PostPosted: Thu Jul 20, 2006 5:32 pm    Post subject: Re: FREQ COUNTER help Reply with quote

Ken Smith wrote:
Quote:
In article <1153139085.236239.262300@35g2000cwc.googlegroups.com>,
bill.sloman@ieee.org> wrote:

Paul Taylor wrote:
Hi i am presently trying to build a counter that counts freq upto 65536 Khz
in less than 1 msec is this possible also has any one any ideas to where i
should start thanks in advance for your help.

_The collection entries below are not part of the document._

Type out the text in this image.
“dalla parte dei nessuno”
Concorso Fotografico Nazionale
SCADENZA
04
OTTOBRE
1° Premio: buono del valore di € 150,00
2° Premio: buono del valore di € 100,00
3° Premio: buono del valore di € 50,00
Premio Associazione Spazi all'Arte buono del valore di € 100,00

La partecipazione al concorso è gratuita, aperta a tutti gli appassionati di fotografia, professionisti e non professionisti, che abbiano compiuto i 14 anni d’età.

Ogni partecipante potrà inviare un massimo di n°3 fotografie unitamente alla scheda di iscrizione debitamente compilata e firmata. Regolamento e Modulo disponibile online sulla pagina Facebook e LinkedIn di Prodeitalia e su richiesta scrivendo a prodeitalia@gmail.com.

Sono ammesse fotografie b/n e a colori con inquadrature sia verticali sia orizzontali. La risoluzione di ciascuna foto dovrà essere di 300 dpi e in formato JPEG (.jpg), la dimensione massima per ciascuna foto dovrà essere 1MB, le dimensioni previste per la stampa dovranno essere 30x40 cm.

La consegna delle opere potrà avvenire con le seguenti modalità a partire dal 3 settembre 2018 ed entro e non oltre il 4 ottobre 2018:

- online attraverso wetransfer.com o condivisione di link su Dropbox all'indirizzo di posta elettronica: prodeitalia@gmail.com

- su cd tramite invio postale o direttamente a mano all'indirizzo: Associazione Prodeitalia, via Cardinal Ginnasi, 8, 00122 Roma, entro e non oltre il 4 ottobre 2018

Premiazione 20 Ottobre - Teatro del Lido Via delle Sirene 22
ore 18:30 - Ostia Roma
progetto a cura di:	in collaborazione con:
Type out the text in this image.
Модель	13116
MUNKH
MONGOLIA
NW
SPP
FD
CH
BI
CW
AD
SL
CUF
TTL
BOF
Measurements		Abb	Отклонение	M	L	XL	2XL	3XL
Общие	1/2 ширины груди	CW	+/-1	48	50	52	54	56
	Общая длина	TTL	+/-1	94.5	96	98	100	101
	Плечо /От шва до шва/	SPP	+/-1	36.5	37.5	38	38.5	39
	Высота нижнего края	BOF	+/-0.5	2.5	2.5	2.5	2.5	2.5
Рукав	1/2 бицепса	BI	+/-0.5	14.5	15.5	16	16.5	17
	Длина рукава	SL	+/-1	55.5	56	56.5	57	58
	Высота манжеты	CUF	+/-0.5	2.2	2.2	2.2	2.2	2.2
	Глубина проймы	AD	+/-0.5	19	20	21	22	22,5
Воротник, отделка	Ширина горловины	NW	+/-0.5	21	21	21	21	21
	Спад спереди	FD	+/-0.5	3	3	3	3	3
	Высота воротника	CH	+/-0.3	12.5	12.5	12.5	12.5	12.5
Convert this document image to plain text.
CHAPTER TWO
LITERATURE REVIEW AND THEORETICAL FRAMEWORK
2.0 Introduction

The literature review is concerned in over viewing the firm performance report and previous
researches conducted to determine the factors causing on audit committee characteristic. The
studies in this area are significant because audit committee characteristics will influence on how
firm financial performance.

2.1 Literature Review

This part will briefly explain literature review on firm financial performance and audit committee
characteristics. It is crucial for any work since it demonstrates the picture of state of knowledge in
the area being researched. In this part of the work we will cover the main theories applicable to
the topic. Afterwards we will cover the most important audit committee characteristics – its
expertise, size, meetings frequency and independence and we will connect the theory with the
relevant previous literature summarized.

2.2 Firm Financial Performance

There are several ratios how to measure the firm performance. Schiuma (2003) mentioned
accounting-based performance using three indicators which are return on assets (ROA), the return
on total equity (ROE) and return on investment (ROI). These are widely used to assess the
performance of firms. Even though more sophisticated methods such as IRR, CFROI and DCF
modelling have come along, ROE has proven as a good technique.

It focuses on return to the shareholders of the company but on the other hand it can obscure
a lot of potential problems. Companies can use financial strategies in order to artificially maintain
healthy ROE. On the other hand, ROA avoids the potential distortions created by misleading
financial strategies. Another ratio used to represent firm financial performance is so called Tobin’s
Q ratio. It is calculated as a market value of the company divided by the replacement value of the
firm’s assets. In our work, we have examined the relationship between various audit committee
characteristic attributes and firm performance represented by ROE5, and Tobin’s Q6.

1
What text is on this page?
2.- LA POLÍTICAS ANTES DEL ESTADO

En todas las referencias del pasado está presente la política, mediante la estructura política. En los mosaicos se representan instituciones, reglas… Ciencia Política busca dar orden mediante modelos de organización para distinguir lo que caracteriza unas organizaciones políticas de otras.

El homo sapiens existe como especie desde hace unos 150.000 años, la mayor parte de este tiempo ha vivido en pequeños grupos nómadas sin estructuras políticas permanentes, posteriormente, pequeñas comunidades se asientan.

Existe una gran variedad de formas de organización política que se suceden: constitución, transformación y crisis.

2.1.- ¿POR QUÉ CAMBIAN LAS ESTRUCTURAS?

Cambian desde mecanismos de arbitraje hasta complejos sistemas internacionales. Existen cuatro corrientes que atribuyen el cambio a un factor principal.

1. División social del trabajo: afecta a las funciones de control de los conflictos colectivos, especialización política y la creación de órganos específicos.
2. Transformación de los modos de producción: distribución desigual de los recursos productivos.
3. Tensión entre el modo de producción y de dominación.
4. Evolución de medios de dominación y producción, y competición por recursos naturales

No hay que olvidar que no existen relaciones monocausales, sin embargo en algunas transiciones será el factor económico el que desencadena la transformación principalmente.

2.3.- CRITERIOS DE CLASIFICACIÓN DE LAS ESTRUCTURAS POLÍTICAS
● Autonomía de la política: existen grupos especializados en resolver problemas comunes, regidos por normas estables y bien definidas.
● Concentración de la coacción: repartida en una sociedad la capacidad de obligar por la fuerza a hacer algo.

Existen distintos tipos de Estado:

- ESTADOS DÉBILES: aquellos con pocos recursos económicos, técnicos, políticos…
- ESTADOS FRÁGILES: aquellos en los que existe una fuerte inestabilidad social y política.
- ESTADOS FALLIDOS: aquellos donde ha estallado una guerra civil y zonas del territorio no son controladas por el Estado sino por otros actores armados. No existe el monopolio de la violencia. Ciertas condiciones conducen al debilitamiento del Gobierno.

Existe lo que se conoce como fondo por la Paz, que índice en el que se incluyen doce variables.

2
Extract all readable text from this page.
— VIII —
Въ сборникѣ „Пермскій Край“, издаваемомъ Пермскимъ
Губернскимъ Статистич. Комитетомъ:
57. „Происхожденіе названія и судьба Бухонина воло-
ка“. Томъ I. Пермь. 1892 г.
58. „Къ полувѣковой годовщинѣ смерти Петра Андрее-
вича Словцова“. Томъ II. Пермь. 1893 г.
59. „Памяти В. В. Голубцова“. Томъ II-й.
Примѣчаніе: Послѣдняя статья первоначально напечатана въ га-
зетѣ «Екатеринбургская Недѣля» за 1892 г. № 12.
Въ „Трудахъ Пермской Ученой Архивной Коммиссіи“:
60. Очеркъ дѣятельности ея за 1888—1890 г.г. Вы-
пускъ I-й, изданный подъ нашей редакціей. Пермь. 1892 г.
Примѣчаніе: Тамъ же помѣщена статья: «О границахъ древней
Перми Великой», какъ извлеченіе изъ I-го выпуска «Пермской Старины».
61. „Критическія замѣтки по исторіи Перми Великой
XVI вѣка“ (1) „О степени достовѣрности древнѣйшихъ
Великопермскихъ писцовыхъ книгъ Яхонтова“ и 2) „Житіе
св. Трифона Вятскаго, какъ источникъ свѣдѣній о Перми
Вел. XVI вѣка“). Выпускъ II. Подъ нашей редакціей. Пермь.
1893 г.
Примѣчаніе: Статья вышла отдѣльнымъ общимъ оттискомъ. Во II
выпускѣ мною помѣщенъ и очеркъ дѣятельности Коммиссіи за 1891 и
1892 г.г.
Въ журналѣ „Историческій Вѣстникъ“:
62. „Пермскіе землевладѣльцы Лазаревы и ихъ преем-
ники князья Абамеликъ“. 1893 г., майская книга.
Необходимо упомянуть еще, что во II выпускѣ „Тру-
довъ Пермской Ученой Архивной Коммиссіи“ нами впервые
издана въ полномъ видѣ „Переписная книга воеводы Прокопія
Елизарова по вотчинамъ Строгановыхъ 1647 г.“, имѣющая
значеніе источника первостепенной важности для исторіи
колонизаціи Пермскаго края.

Obviously enugh, a counter driven at 65536kHz - I presume you mean
65.536MHz - will accumulate 65536 counts in one millisecond.

If he doesn't, there is the option of a frequency multiplying PLL to
consider.

A 16-bit wide synchronous counter capable of running at 66MHz isn't
entirely trivial.

It doesn't need to be synchronous. Only the first stage needs to be able
to start and stop in one cycle. The rest of it can be a ripple counter.
If you wait for things to calm down after the first stage is stopped, the
rippling will finish before you read the counter.

First counter I ever put on a printed circuit board worked that way - a
monstable stopped you reading the counter until the last count had
rippled all the way through. That was back in 1972.

Nowadays that sort of trickery is rarely necessary - though I did
extend an MC100E016 based counter with an 74HCT40103 a few years back
for a particularly cheap-skate customer. It cost more in design time
than it could ever save in parts costs, but it was quite fun to do.